For Anna, whose work often begins with a plant, twig or seed head she chances upon while out walking, this part of North Yorkshire is the perfect location. With the River Ure on her doorstep, she also regularly ventures out to nearby Hackfall Woods, Fountains Abbey or Newby Hall gardens for inspiration. “It starts when I pick up a stem or plant. I draw it from different angles and in different scales, at different times of day, in different light,” she says.

Anna draws on prepared, textured paper and newspaper print. She is also using some of her father’s old school notebooks to create collage surfaces. “I love the handwriting, the detailed diagrams and the colour of the ink and paper.” Matt house paints, acrylics and layers of gesso primer glue create the perfect texture to draw into.

Although Anna incorporates traditional linocuts into her work, she also cuts into polystyrene pizza bases to make prints, a technique she uses with children in school. She rips up her drawings to piece them back together, gluing them down, drawing onto them in ink and pencil, building up layers and shapes. She may scrape and mark the surface with knives and forks, also rags, sponges and stencils, then sand it back before adding yet more layers: “I keep coming back to it. There is a lot of standing back rather than doing,” she says. “I use the destructive action of ripping to reshape and find harmony. A bit like finding the end of a tangled thread, so I can untangle it.”

The end result, pale, distressed and fading, has the look of peeled back layers of old wallpaper, each with a story to tell. “I like that idea of old wallpapers, going under the surface and revealing things,” she says. “It’s called palimpsest, where something has been reused or altered, but still bears visible traces of what was there before.”

One of four children, Anna grew up near Wetherby. She excelled at art when she attended St Aidan’s High School in Harrogate and went on to study art at Breton Hall College of Education, where she specialised in sculpture. After her degree, she decided she wanted to hone her technical skills and took up an apprenticeship in furniture restoration. Although she set up her own furniture restoration business in 2001, she continued to draw and attend art classes.
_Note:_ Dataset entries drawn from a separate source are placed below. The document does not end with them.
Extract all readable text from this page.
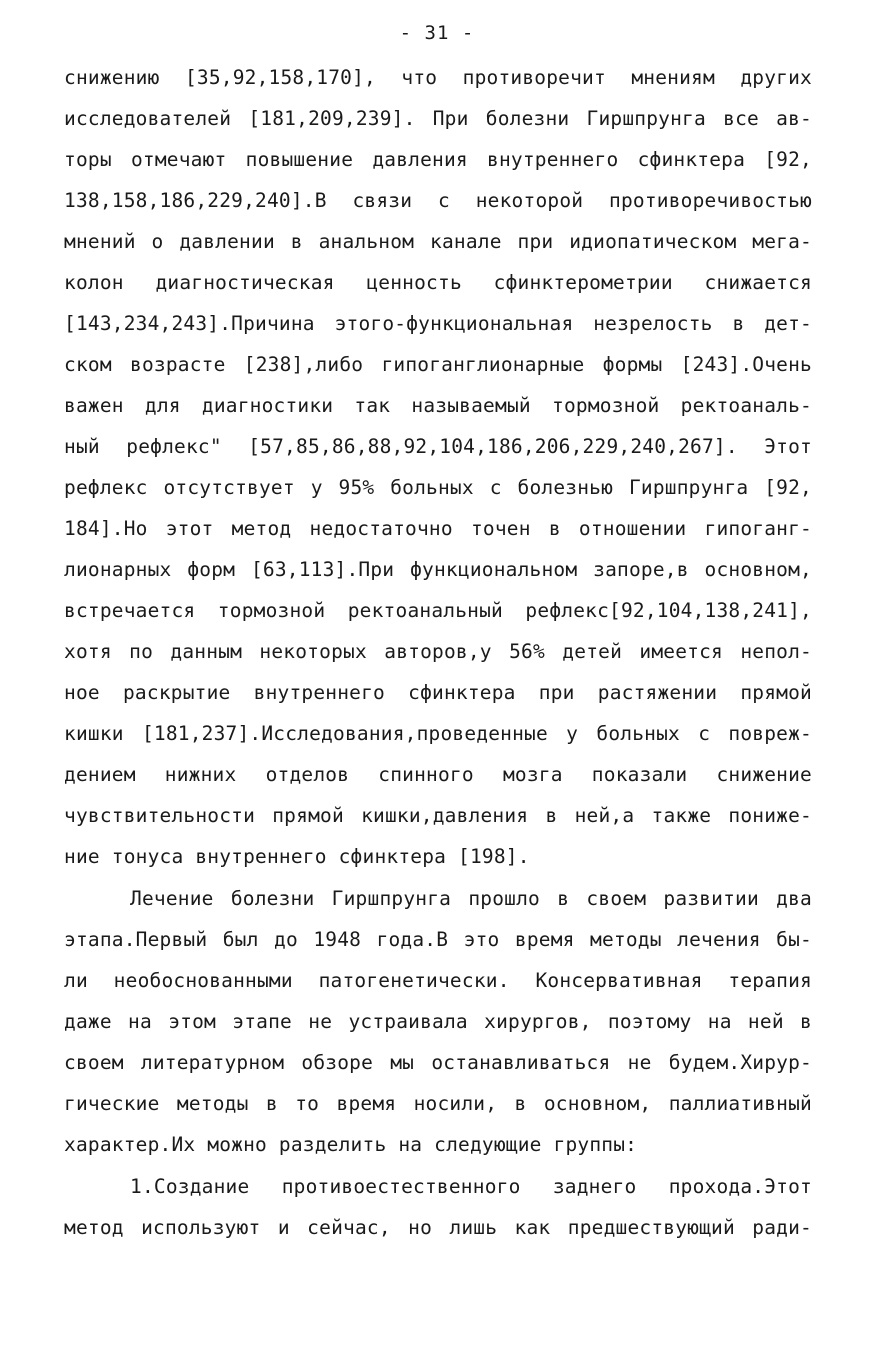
- 31 -
снижению [35,92,158,170], что противоречит мнениям других
исследователей [181,209,239]. При болезни Гиршпрунга все ав-
торы отмечают повышение давления внутреннего сфинктера [92,
138,158,186,229,240].В связи с некоторой противоречивостью
мнений о давлении в анальном канале при идиопатическом мега-
колон диагностическая ценность сфинктерометрии снижается
[143,234,243].Причина этого-функциональная незрелость в дет-
ском возрасте [238],либо гипоганглионарные формы [243].Очень
важен для диагностики так называемый тормозной ректоаналь-
ный рефлекс" [57,85,86,88,92,104,186,206,229,240,267]. Этот
рефлекс отсутствует у 95% больных с болезнью Гиршпрунга [92,
184].Но этот метод недостаточно точен в отношении гипоганг-
лионарных форм [63,113].При функциональном запоре,в основном,
встречается тормозной ректоанальный рефлекс[92,104,138,241],
хотя по данным некоторых авторов,у 56% детей имеется непол-
ное раскрытие внутреннего сфинктера при растяжении прямой
кишки [181,237].Исследования,проведенные у больных с повреж-
дением нижних отделов спинного мозга показали снижение
чувствительности прямой кишки,давления в ней,а также пониже-
ние тонуса внутреннего сфинктера [198].
Лечение болезни Гиршпрунга прошло в своем развитии два
этапа.Первый был до 1948 года.В это время методы лечения бы-
ли необоснованными патогенетически. Консервативная терапия
даже на этом этапе не устраивала хирургов, поэтому на ней в
своем литературном обзоре мы останавливаться не будем.Хирур-
гические методы в то время носили, в основном, паллиативный
характер.Их можно разделить на следующие группы:
1.Создание противоестественного заднего прохода.Этот
метод используют и сейчас, но лишь как предшествующий ради-
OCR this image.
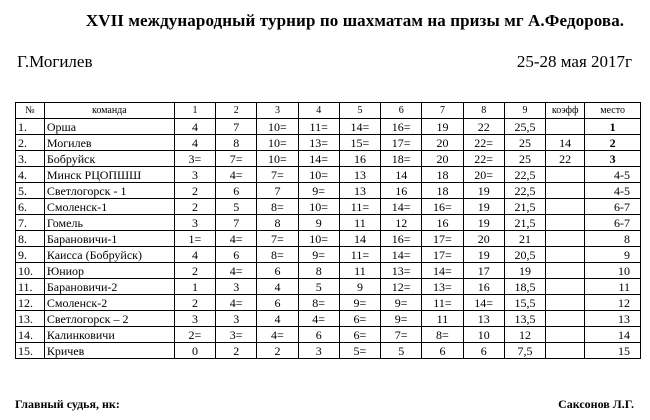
XVII международный турнир по шахматам на призы мг А.Федорова.
Г.Могилев	25-28 мая 2017г
№	команда	1	2	3	4	5	6	7	8	9	коэфф	место
1.	Орша	4	7	10=	11=	14=	16=	19	22	25,5		1
2.	Могилев	4	8	10=	13=	15=	17=	20	22=	25	14	2
3.	Бобруйск	3=	7=	10=	14=	16	18=	20	22=	25	22	3
4.	Минск РЦОПШШ	3	4=	7=	10=	13	14	18	20=	22,5		4-5
5.	Светлогорск - 1	2	6	7	9=	13	16	18	19	22,5		4-5
6.	Смоленск-1	2	5	8=	10=	11=	14=	16=	19	21,5		6-7
7.	Гомель	3	7	8	9	11	12	16	19	21,5		6-7
8.	Барановичи-1	1=	4=	7=	10=	14	16=	17=	20	21		8
9.	Каисса (Бобруйск)	4	6	8=	9=	11=	14=	17=	19	20,5		9
10.	Юниор	2	4=	6	8	11	13=	14=	17	19		10
11.	Барановичи-2	1	3	4	5	9	12=	13=	16	18,5		11
12.	Смоленск-2	2	4=	6	8=	9=	9=	11=	14=	15,5		12
13.	Светлогорск – 2	3	3	4	4=	6=	9=	11	13	13,5		13
14.	Калинковичи	2=	3=	4=	6	6=	7=	8=	10	12		14
15.	Кричев	0	2	2	3	5=	5	6	6	7,5		15
Главный судья, нк:	Саксонов Л.Г.
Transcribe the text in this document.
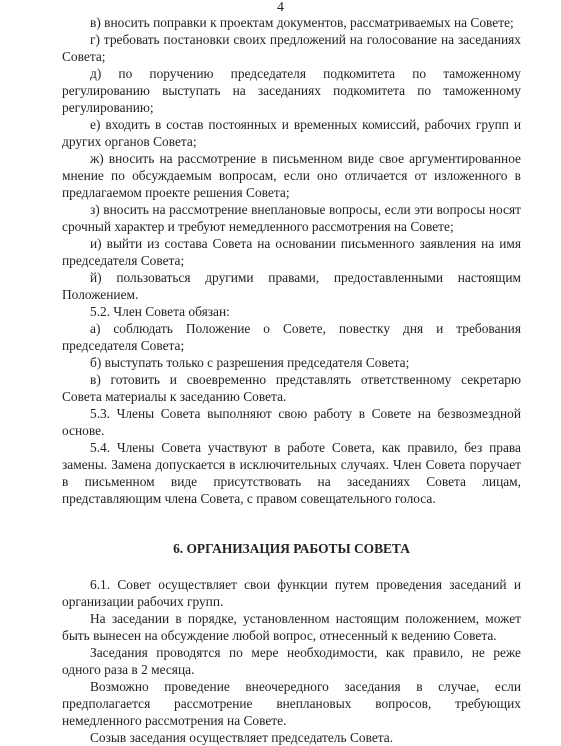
4

в) вносить поправки к проектам документов, рассматриваемых на Совете;

г) требовать постановки своих предложений на голосование на заседаниях Совета;

д) по поручению председателя подкомитета по таможенному регулированию выступать на заседаниях подкомитета по таможенному регулированию;

е) входить в состав постоянных и временных комиссий, рабочих групп и других органов Совета;

ж) вносить на рассмотрение в письменном виде свое аргументированное мнение по обсуждаемым вопросам, если оно отличается от изложенного в предлагаемом проекте решения Совета;

з) вносить на рассмотрение внеплановые вопросы, если эти вопросы носят срочный характер и требуют немедленного рассмотрения на Совете;

и) выйти из состава Совета на основании письменного заявления на имя председателя Совета;

й) пользоваться другими правами, предоставленными настоящим Положением.

5.2. Член Совета обязан:

а) соблюдать Положение о Совете, повестку дня и требования председателя Совета;

б) выступать только с разрешения председателя Совета;

в) готовить и своевременно представлять ответственному секретарю Совета материалы к заседанию Совета.

5.3. Члены Совета выполняют свою работу в Совете на безвозмездной основе.

5.4. Члены Совета участвуют в работе Совета, как правило, без права замены. Замена допускается в исключительных случаях. Член Совета поручает в письменном виде присутствовать на заседаниях Совета лицам, представляющим члена Совета, с правом совещательного голоса.

6. ОРГАНИЗАЦИЯ РАБОТЫ СОВЕТА

6.1. Совет осуществляет свои функции путем проведения заседаний и организации рабочих групп.

На заседании в порядке, установленном настоящим положением, может быть вынесен на обсуждение любой вопрос, отнесенный к ведению Совета.

Заседания проводятся по мере необходимости, как правило, не реже одного раза в 2 месяца.

Возможно проведение внеочередного заседания в случае, если предполагается рассмотрение внеплановых вопросов, требующих немедленного рассмотрения на Совете.

Созыв заседания осуществляет председатель Совета.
Her partner Stuart eventually took over the furniture restoration business while Anna concentrated on her art, running her art classes and working with art students at Cundall Manor school as well as developing her own work. Her canvases used to be huge, but have become smaller, she says, probably as a reaction to having a young son and having to work around him. “Working smaller has been a good discipline, it’s forced me to select the most important bits.”

She started to exhibit her work through North Yorkshire Open Studios last year, having previously shown at open exhibitions in Leeds and Harrogate. “The idea of the New Light prize is that it’s for up-and-coming artists and one of the best things about it is getting a mentor. That will be a big thing for me. I chose Lynne, who has worked with lots of famous artists, because she will be good at helping me with my professional identity and marketing. I am hoping that is something I can work on this year.”

The prize and upcoming exhibitions could be a turning point for Anna. “It’s like just being discovered,” she says. “You don’t know how other people will see you, it’s all a bit unknown.”